An examination of the jacket back at Police Station 4 reveals a hole that could be the trace of a stab wound, plus a newspaper clipping dating from 1892, three years earlier, at about the time that Virgil Smart died. Dr Ogden confirms that there was evidence of a fatal stab wound, as well as a pair of dentures. A visit to the local dentist confirms the former owner was Virgil Smart.

Returning to Stella and Arthur, they at first can't find significance in the date 1892, until Murdoch reminds them it was when Virgil died. Murdoch also tells them about the newspaper clipping, and its story about price rises on property in Downtown Toronto because of a building boom. That reminds them that some shady characters were around in those days, always looking out for Virgil. This leads to Stella wondering about who is lying in Virgil's grave, if his body has been in the theatre these past three years.

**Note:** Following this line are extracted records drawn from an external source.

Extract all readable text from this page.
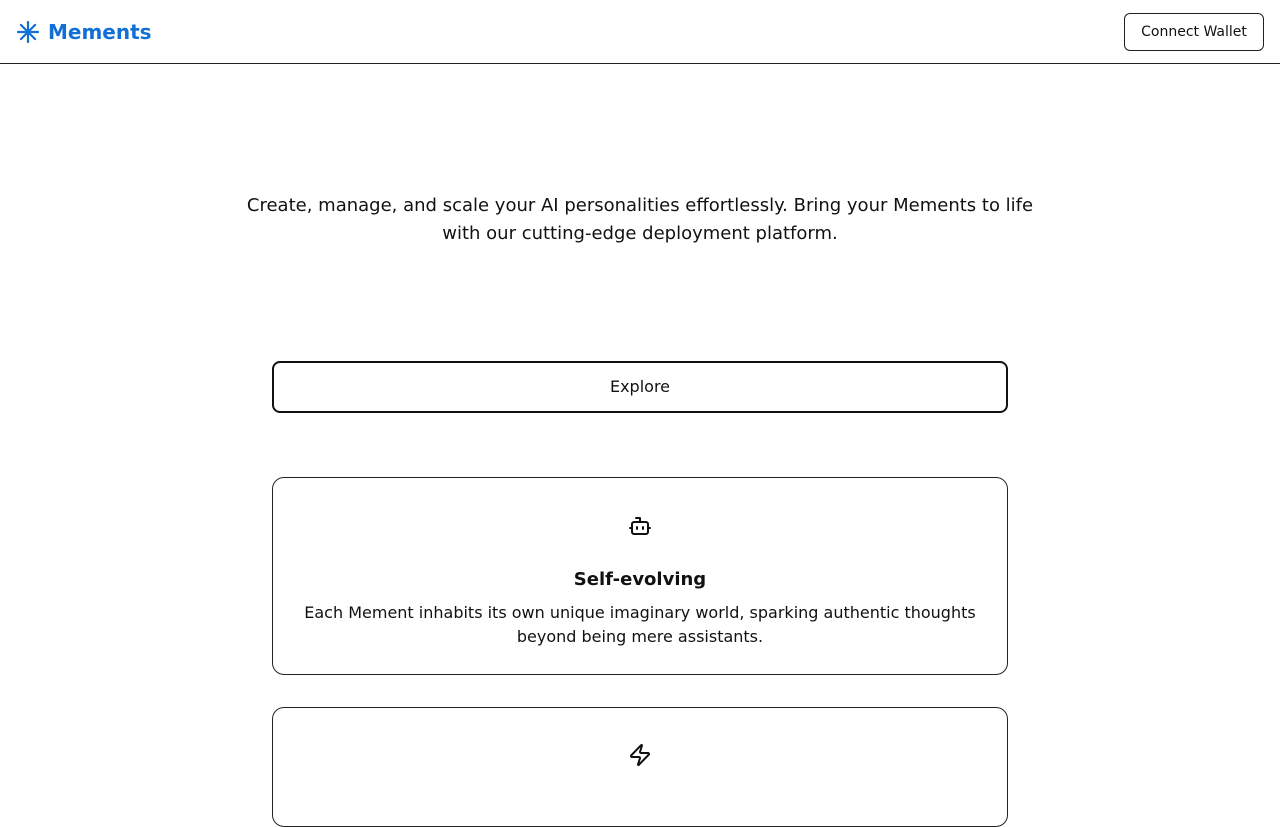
Mements	Connect Wallet

Create, manage, and scale your AI personalities effortlessly. Bring your Mements to life with our cutting-edge deployment platform.

Explore
Self-evolving

Each Mement inhabits its own unique imaginary world, sparking authentic thoughts beyond being mere assistants.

Once the body has been exhumed, Dr Ogden says it had been a man in his forties, with no obvious way to identify him, though his skeleton was remarkably similar to that of Virgil Smart.

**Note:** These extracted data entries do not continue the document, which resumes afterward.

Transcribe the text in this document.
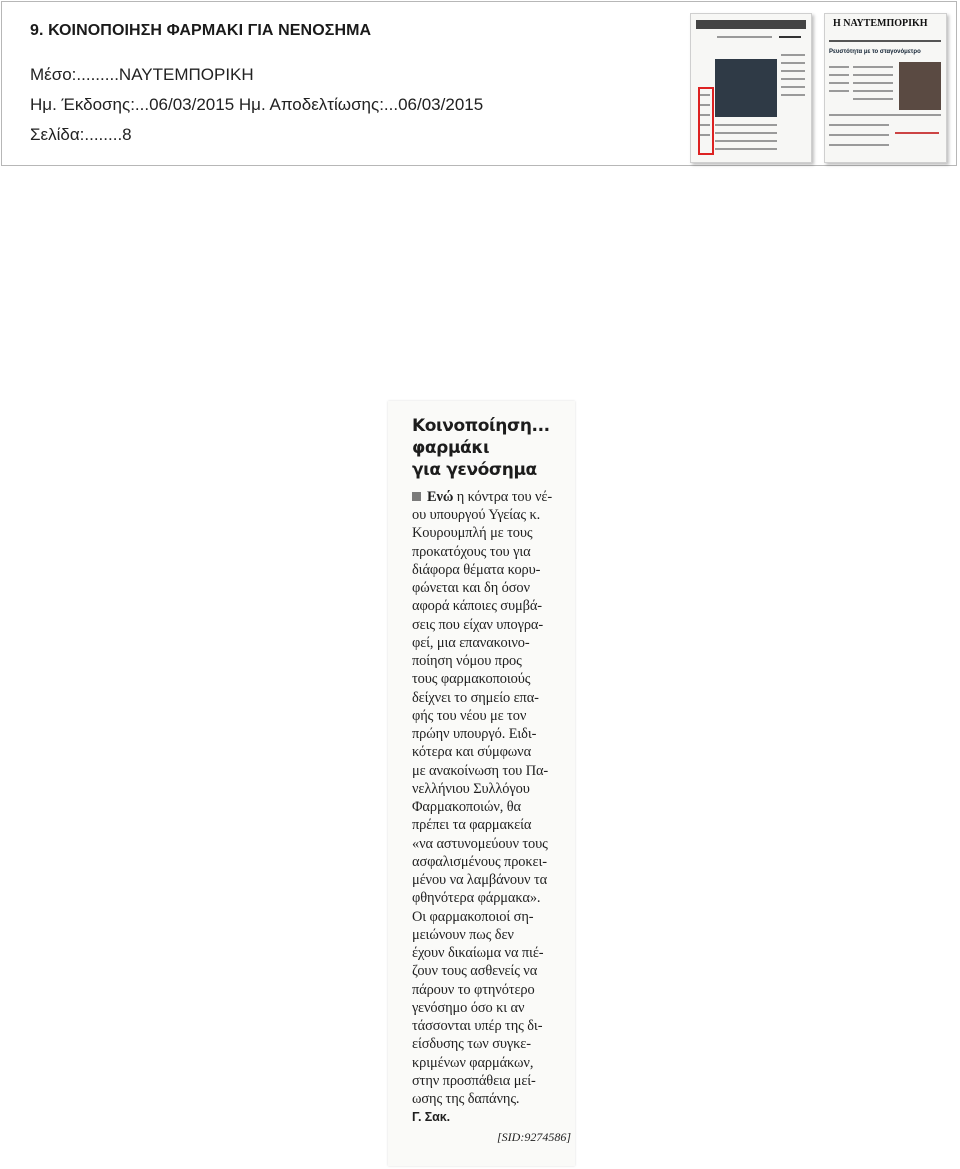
9. ΚΟΙΝΟΠΟΙΗΣΗ ΦΑΡΜΑΚΙ ΓΙΑ ΝΕΝΟΣΗΜΑ
Μέσο:.........ΝΑΥΤΕΜΠΟΡΙΚΗ
Ημ. Έκδοσης:...06/03/2015 Ημ. Αποδελτίωσης:...06/03/2015
Σελίδα:........8
Η ΝΑΥΤΕΜΠΟΡΙΚΗ
Ρευστότητα με το σταγονόμετρο
Κοινοποίηση...
φαρμάκι
για γενόσημα
Ενώ η κόντρα του νέ-
ου υπουργού Υγείας κ.
Κουρουμπλή με τους
προκατόχους του για
διάφορα θέματα κορυ-
φώνεται και δη όσον
αφορά κάποιες συμβά-
σεις που είχαν υπογρα-
φεί, μια επανακοινο-
ποίηση νόμου προς
τους φαρμακοποιούς
δείχνει το σημείο επα-
φής του νέου με τον
πρώην υπουργό. Ειδι-
κότερα και σύμφωνα
με ανακοίνωση του Πα-
νελλήνιου Συλλόγου
Φαρμακοποιών, θα
πρέπει τα φαρμακεία
«να αστυνομεύουν τους
ασφαλισμένους προκει-
μένου να λαμβάνουν τα
φθηνότερα φάρμακα».
Οι φαρμακοποιοί ση-
μειώνουν πως δεν
έχουν δικαίωμα να πιέ-
ζουν τους ασθενείς να
πάρουν το φτηνότερο
γενόσημο όσο κι αν
τάσσονται υπέρ της δι-
είσδυσης των συγκε-
κριμένων φαρμάκων,
στην προσπάθεια μεί-
ωσης της δαπάνης.
Γ. Σακ.
[SID:9274586]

Each of the cast is then interviewed individually at Police Station 4. They all give identical accounts of the day Virgil died. He had locked himself in his office to count the day's takings, but didn't come out. A nearby Constable called Morrison was enlisted to break down the door, and there was Virgil, slumped on his desk. Ellen ran to find Dr Watkins, who found he had died from heart failure. Constable Morrison is called to the theatre, and confirms the story of the actors, adding that having found the man dead inside a locked room with nowhere in the room to hide meant that he concluded nobody else was involved. The doctor has died in the meantime, though he had a reputation for misdiagnosis, so Dr Ogden checks the second skeleton, finding evidence that he had been strangled, rather than dying from heart failure, as Dr Watkins said.

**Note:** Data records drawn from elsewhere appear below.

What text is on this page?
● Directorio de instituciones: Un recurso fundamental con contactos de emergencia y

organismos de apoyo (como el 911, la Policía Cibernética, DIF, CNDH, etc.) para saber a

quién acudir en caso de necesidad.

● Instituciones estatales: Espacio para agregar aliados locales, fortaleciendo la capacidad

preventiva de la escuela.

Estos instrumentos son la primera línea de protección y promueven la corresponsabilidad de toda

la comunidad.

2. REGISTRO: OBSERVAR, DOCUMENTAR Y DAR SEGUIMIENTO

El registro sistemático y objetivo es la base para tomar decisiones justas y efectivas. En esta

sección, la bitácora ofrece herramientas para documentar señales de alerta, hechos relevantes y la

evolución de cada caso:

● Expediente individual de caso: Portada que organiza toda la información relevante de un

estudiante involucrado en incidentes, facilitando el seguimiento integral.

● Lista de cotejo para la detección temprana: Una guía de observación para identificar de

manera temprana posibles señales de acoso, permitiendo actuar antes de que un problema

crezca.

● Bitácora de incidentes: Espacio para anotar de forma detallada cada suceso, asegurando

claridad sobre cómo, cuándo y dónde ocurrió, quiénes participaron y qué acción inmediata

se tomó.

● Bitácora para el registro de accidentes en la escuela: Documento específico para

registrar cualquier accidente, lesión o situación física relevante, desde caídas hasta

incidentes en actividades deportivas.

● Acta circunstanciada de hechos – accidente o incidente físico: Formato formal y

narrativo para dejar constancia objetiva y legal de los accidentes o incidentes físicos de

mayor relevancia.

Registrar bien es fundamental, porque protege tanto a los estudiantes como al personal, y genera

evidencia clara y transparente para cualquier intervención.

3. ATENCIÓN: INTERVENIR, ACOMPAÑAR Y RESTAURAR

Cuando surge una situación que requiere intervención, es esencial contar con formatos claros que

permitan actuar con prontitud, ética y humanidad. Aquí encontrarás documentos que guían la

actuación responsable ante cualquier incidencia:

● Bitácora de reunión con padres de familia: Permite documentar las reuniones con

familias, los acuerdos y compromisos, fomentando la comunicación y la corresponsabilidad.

A new examination of Virgil Smart's office reveals a secret boudoir behind a bookcase. There are signs of a struggle there, from which Murdoch concludes that this is the true murder scene. attention now turns to finding out who the second skeleton was. Dr Ogden works on a new technique of facial reconstruction by overlaying clay on the skull. Murdoch, meanwhile, finds surreptitious ways of collecting the cast's finger marks to compare with some found in the secret room. When Dr Ogden completes her work, the cast members recognise the reconstruction as Eddie George, one of their company who frequently played minor parts until Virgil sacked him.

Murdoch is convinced that one or more, perhaps all, of the principal players is/are involved in the crime, but how can he unravel the plot? What was or were the motive(s)?

Even though there are relatively few contenders for the guilty in this murder mystery, nevertheless it is well crafted, and remains unclear until the very end, with perhaps the most significant fact being that Murdoch finds a path through all the snippets of information that come his way, without having to test all of them to find the truth.